FIFA stated in a press release on Tuesday that the “third party” involvement in India’s football association, the All India Football Federation (AIFF), went against their statutes, adding that the suspension would be lifted if the Supreme Court’s ruling is repealed and “the AIFF administration regains full control of the AIFF’s daily affairs.” As part of the move, FIFA has also stripped India’s hosting of the under-17 Women’s World Cup.
The ruling from football’s governing body comes after India’s Supreme Court appointed the committee to take over the “day to day governance” of the AIFF in May after its president, Praful Patel, failed to hold elections originally scheduled for December 2020.
In June, FIFA held a joint trip to India with the Asian Football Confederation (AFC) where it “held constructive discussions with local stakeholders regarding the situation at the AIFF.”
“The meetings concluded that the next steps should be the ratification of the AIFF Statutes in line with FIFA/AFC principles of good governance and the holding of an electoral congress to choose the next AIFF leadership. This would be based on a timeline agreed by AIFF stakeholders,” FIFA said.
However, just over two months after the joint trip, FIFA announced the suspension of the AIFF.
In a letter from FIFA’s secretary general — Fatma Samoura — to its member associations, Samoura said: “The AIFF representative and club teams are therefore no longer entitled to take part in international competitions until the suspension is lifted.
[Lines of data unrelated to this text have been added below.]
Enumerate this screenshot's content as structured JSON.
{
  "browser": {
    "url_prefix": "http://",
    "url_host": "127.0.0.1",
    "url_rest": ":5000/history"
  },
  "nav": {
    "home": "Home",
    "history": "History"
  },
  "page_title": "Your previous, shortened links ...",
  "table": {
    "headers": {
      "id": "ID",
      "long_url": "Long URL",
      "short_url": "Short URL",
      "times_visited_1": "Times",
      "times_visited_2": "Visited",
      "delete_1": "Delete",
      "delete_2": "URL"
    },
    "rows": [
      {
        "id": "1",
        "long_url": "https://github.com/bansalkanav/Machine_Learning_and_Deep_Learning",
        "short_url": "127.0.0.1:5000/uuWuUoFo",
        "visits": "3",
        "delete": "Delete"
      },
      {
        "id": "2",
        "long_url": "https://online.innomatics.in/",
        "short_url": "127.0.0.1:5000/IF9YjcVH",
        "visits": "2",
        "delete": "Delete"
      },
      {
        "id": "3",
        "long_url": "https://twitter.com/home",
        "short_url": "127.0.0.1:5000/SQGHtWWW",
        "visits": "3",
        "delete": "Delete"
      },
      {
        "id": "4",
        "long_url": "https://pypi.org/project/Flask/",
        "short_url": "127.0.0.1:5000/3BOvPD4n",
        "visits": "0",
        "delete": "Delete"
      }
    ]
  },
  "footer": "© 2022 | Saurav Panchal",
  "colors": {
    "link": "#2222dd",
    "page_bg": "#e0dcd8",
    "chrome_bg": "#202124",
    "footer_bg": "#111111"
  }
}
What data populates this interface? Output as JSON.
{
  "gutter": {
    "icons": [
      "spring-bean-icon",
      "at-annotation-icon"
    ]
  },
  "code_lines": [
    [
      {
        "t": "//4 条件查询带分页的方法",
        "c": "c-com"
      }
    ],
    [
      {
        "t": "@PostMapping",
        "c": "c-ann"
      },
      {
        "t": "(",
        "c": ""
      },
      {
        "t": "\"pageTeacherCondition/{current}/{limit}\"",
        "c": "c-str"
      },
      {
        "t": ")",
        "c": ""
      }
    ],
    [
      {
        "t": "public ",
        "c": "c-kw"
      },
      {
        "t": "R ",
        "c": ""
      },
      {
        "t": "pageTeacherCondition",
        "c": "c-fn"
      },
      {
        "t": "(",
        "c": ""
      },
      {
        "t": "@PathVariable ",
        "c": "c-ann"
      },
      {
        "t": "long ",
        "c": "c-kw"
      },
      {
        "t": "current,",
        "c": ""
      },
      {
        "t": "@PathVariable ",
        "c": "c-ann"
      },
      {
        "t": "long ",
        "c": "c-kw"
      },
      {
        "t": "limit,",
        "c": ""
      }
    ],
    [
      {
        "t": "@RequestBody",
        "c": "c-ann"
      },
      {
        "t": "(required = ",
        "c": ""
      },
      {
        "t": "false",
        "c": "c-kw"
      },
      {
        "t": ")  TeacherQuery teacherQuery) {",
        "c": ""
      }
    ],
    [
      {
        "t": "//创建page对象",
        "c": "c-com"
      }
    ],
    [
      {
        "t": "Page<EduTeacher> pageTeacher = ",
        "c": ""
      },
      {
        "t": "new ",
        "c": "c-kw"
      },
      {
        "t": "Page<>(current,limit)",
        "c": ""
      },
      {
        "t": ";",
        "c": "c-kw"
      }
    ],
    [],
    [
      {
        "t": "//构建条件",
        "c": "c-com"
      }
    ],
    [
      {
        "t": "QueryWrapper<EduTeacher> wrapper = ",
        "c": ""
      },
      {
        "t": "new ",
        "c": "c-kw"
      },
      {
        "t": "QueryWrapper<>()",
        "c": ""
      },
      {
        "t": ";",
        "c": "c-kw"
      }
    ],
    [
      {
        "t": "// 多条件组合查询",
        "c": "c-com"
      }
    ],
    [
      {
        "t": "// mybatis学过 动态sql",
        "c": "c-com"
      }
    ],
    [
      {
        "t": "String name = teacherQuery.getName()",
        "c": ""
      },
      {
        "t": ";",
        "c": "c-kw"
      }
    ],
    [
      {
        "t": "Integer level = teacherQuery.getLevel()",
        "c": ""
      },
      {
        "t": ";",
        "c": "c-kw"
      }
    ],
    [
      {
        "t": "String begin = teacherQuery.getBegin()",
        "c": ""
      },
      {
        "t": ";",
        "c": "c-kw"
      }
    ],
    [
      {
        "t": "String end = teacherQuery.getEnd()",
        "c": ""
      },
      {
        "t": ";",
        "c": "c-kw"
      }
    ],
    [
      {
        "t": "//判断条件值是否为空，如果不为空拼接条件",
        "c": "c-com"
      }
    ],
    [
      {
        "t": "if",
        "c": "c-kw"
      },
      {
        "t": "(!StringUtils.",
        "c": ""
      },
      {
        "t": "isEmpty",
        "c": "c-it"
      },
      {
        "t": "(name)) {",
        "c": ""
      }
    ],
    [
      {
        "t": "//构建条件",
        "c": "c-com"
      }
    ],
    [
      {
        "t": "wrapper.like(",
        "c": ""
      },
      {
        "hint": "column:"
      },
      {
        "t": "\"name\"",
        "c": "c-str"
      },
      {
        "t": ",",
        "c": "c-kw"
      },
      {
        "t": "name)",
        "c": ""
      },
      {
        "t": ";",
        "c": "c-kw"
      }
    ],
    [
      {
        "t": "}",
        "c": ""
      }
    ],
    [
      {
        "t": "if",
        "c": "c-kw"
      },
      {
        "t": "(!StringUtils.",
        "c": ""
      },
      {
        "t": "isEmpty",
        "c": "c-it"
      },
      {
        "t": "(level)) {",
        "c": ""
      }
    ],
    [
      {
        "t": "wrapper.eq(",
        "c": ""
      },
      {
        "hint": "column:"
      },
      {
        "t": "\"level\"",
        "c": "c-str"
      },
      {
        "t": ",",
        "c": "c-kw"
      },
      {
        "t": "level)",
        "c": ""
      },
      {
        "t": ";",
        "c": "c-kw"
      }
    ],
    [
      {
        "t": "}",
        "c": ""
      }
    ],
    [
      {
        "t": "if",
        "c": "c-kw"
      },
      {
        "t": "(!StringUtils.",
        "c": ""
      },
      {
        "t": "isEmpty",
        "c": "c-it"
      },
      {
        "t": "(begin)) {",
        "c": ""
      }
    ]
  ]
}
“This also means that neither the AIFF nor any of its members or officials may benefit from any development programs, courses or training from FIFA and/or the AFC. Moreover, we would remind you and your affiliates not to enter into any sporting contact with the AIFF and/or its teams while the AIFF is suspended.”
In regards to the U17 Women’s World Cup, which is set to begin on October 11, the statement said: “FIFA is assessing the next steps with regard to the tournament and will refer the matter to the Bureau of the Council if and when necessary.
“FIFA is in constant constructive contact with the Ministry of Youth Affairs and Sports in India and is hopeful that a positive outcome to the case may still be achieved.”
In a statement released on the AIFF website, the committee in charge of running the AIFF -- the Committee of Administrators (CoA) -- expressed their “surprise and disappointment” at FIFA’s decision to suspend the federation.